Best Picture - "Whitewater!" the action-adventure epic starring the husband-and-wife team of Bill and Hillary Clinton as a couple who try and shoot the infamous Washington rapids in a canoe, but tip over and hit their heads on a rock.
Best Portrayal of a Rock - Jim Leach.
Best Performance in a Non-Supporting Role - Sen. Bob Dole for his work as the vampire in the horror film "Watergate II: The Revenge Begins."
Best Achievement in Martial Arts by an Ice Skater - Tonya Harding, for her starring role in the classic whodunit "Triple Klutz."
Best Portrayal of a Knucklehead - Bobby Knight, as the shin-kicking, head- butting, crowd-baiting educator in the screwball comedy "Pride of the Hoosiers."

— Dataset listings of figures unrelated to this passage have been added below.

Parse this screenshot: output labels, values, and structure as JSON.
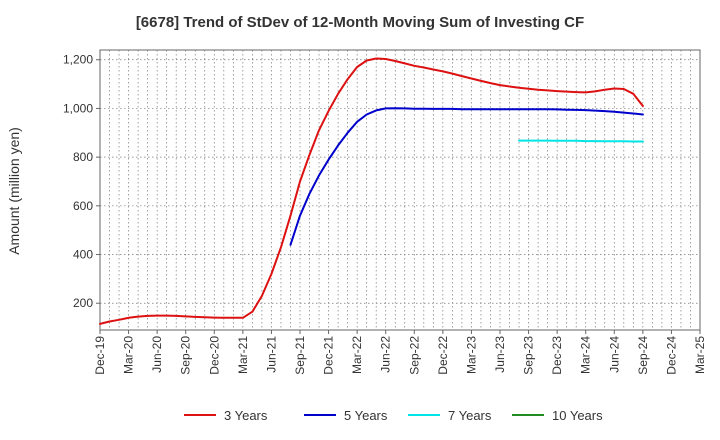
{
  "chart_data": {
    "type": "line",
    "title": "[6678]  Trend of StDev of 12-Month Moving Sum of Investing CF",
    "ylabel": "Amount (million yen)",
    "xlabel": "",
    "ylim": [
      90,
      1240
    ],
    "yticks": [
      200,
      400,
      600,
      800,
      1000,
      1200
    ],
    "ytick_labels": [
      "200",
      "400",
      "600",
      "800",
      "1,000",
      "1,200"
    ],
    "x_start": "Dec-19",
    "x_months": 63,
    "x_tick_labels": [
      "Dec-19",
      "Mar-20",
      "Jun-20",
      "Sep-20",
      "Dec-20",
      "Mar-21",
      "Jun-21",
      "Sep-21",
      "Dec-21",
      "Mar-22",
      "Jun-22",
      "Sep-22",
      "Dec-22",
      "Mar-23",
      "Jun-23",
      "Sep-23",
      "Dec-23",
      "Mar-24",
      "Jun-24",
      "Sep-24",
      "Dec-24",
      "Mar-25"
    ],
    "grid": true,
    "legend_position": "bottom",
    "series": [
      {
        "name": "3 Years",
        "color": "#dd1111",
        "points": [
          [
            "Dec-19",
            115
          ],
          [
            "Jan-20",
            125
          ],
          [
            "Feb-20",
            132
          ],
          [
            "Mar-20",
            140
          ],
          [
            "Apr-20",
            145
          ],
          [
            "May-20",
            148
          ],
          [
            "Jun-20",
            149
          ],
          [
            "Jul-20",
            149
          ],
          [
            "Aug-20",
            148
          ],
          [
            "Sep-20",
            146
          ],
          [
            "Oct-20",
            144
          ],
          [
            "Nov-20",
            142
          ],
          [
            "Dec-20",
            141
          ],
          [
            "Jan-21",
            140
          ],
          [
            "Feb-21",
            140
          ],
          [
            "Mar-21",
            140
          ],
          [
            "Apr-21",
            165
          ],
          [
            "May-21",
            230
          ],
          [
            "Jun-21",
            320
          ],
          [
            "Jul-21",
            430
          ],
          [
            "Aug-21",
            560
          ],
          [
            "Sep-21",
            700
          ],
          [
            "Oct-21",
            810
          ],
          [
            "Nov-21",
            910
          ],
          [
            "Dec-21",
            990
          ],
          [
            "Jan-22",
            1060
          ],
          [
            "Feb-22",
            1120
          ],
          [
            "Mar-22",
            1170
          ],
          [
            "Apr-22",
            1197
          ],
          [
            "May-22",
            1205
          ],
          [
            "Jun-22",
            1203
          ],
          [
            "Jul-22",
            1195
          ],
          [
            "Aug-22",
            1185
          ],
          [
            "Sep-22",
            1175
          ],
          [
            "Oct-22",
            1168
          ],
          [
            "Nov-22",
            1160
          ],
          [
            "Dec-22",
            1152
          ],
          [
            "Jan-23",
            1143
          ],
          [
            "Feb-23",
            1133
          ],
          [
            "Mar-23",
            1123
          ],
          [
            "Apr-23",
            1113
          ],
          [
            "May-23",
            1104
          ],
          [
            "Jun-23",
            1096
          ],
          [
            "Jul-23",
            1090
          ],
          [
            "Aug-23",
            1085
          ],
          [
            "Sep-23",
            1081
          ],
          [
            "Oct-23",
            1077
          ],
          [
            "Nov-23",
            1074
          ],
          [
            "Dec-23",
            1071
          ],
          [
            "Jan-24",
            1069
          ],
          [
            "Feb-24",
            1067
          ],
          [
            "Mar-24",
            1066
          ],
          [
            "Apr-24",
            1070
          ],
          [
            "May-24",
            1077
          ],
          [
            "Jun-24",
            1082
          ],
          [
            "Jul-24",
            1080
          ],
          [
            "Aug-24",
            1060
          ],
          [
            "Sep-24",
            1010
          ]
        ]
      },
      {
        "name": "5 Years",
        "color": "#0000cc",
        "points": [
          [
            "Aug-21",
            440
          ],
          [
            "Sep-21",
            560
          ],
          [
            "Oct-21",
            650
          ],
          [
            "Nov-21",
            725
          ],
          [
            "Dec-21",
            790
          ],
          [
            "Jan-22",
            848
          ],
          [
            "Feb-22",
            900
          ],
          [
            "Mar-22",
            945
          ],
          [
            "Apr-22",
            975
          ],
          [
            "May-22",
            992
          ],
          [
            "Jun-22",
            1000
          ],
          [
            "Jul-22",
            1001
          ],
          [
            "Aug-22",
            1000
          ],
          [
            "Sep-22",
            999
          ],
          [
            "Oct-22",
            999
          ],
          [
            "Nov-22",
            998
          ],
          [
            "Dec-22",
            998
          ],
          [
            "Jan-23",
            998
          ],
          [
            "Feb-23",
            997
          ],
          [
            "Mar-23",
            997
          ],
          [
            "Apr-23",
            997
          ],
          [
            "May-23",
            997
          ],
          [
            "Jun-23",
            997
          ],
          [
            "Jul-23",
            997
          ],
          [
            "Aug-23",
            997
          ],
          [
            "Sep-23",
            997
          ],
          [
            "Oct-23",
            997
          ],
          [
            "Nov-23",
            997
          ],
          [
            "Dec-23",
            996
          ],
          [
            "Jan-24",
            995
          ],
          [
            "Feb-24",
            994
          ],
          [
            "Mar-24",
            993
          ],
          [
            "Apr-24",
            991
          ],
          [
            "May-24",
            989
          ],
          [
            "Jun-24",
            986
          ],
          [
            "Jul-24",
            983
          ],
          [
            "Aug-24",
            979
          ],
          [
            "Sep-24",
            975
          ]
        ]
      },
      {
        "name": "7 Years",
        "color": "#00e5e5",
        "points": [
          [
            "Aug-23",
            868
          ],
          [
            "Sep-23",
            868
          ],
          [
            "Oct-23",
            868
          ],
          [
            "Nov-23",
            868
          ],
          [
            "Dec-23",
            867
          ],
          [
            "Jan-24",
            867
          ],
          [
            "Feb-24",
            867
          ],
          [
            "Mar-24",
            866
          ],
          [
            "Apr-24",
            866
          ],
          [
            "May-24",
            865
          ],
          [
            "Jun-24",
            865
          ],
          [
            "Jul-24",
            865
          ],
          [
            "Aug-24",
            864
          ],
          [
            "Sep-24",
            864
          ]
        ]
      },
      {
        "name": "10 Years",
        "color": "#228b22",
        "points": []
      }
    ]
  }
}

Best Performance by a Billionaire with a Bad Haircut - Ross Perot, for his role as the auctioneer in the science fiction thriller "The Next Sucking Sound You Hear . . . "
Best Achievement in Sound - To Al Gore for shutting up Perot.
Best Performance in a Multiple Role - To Rush Limbaugh for his brilliant, simultaneous portrayals of the Scarecrow, the Tin Man and the Cowardly Lion, creatures without a head, a heart or courage, respectively, in the musical ''Wizard of Scuzz."
Best Achievement in Special Effects - To Michael Gartner, former chief of ''NBC News," who, in his docudrama "Fired!" showed that a GM truck can blow up in a crash, provided you put an incendiary device near its gas tank.
Best Achievement in a Documentary Short - To Lorena Bobbitt for her work in ''Beyond Safe Sex."
Best Actress - Hillary Clinton for her heart-rending portrayal of the corporate lawyer who yearns for privacy in the remake of the Greta Garbo classic "I Vant to be Alone and Powerful and Rich."
Best Original Screenplay - To Aldrich Ames for his script of the hilarious comedy "Naked Gun: the CIA Version."
Best Performance in a Cross-Dressing Role - To Alfonse D'Amato for his impersonation of an ethical senator in the political drama "Gotcha!"
I woke up about then. Tom Hanks was delivering his eloquent and moving speech in acceptance of the best actor award for the AIDS drama, ''Philadelphia." Then Spielberg took everything else.
Well, why not? Steven Spielberg owns the world. In a single year, he made the most successful film of all time, "Jurassic Park," and one of the best- reviewed, "Schindler's List." It's as though Robert Waller had followed ''The Bridges of Madison County" with "War and Peace."
Oddly enough, it is Spielberg who holds an option on the screen rights to ''Bridges." How he scales back to a lyric romance after pumping out those other two blockbusters is beyond me, but if anyone can do it, he can.
I thought the awards, which are one of those unifying experiences that bind us together as a nation - like the Super Bowl and the flu - were pretty tame this year, what I saw of them.
No one made a particular fool of him or herself. There were moments when it even achieved class, an Oscar first.
Which made it kind of dull, though. It is, after all, an exercise in self- congratulation and it can get cloying at times. I like it better when somebody makes a protest or does pushups.
If my fantasy awards had been for real, Al D'Amato would have done something startling. Tell the truth, maybe.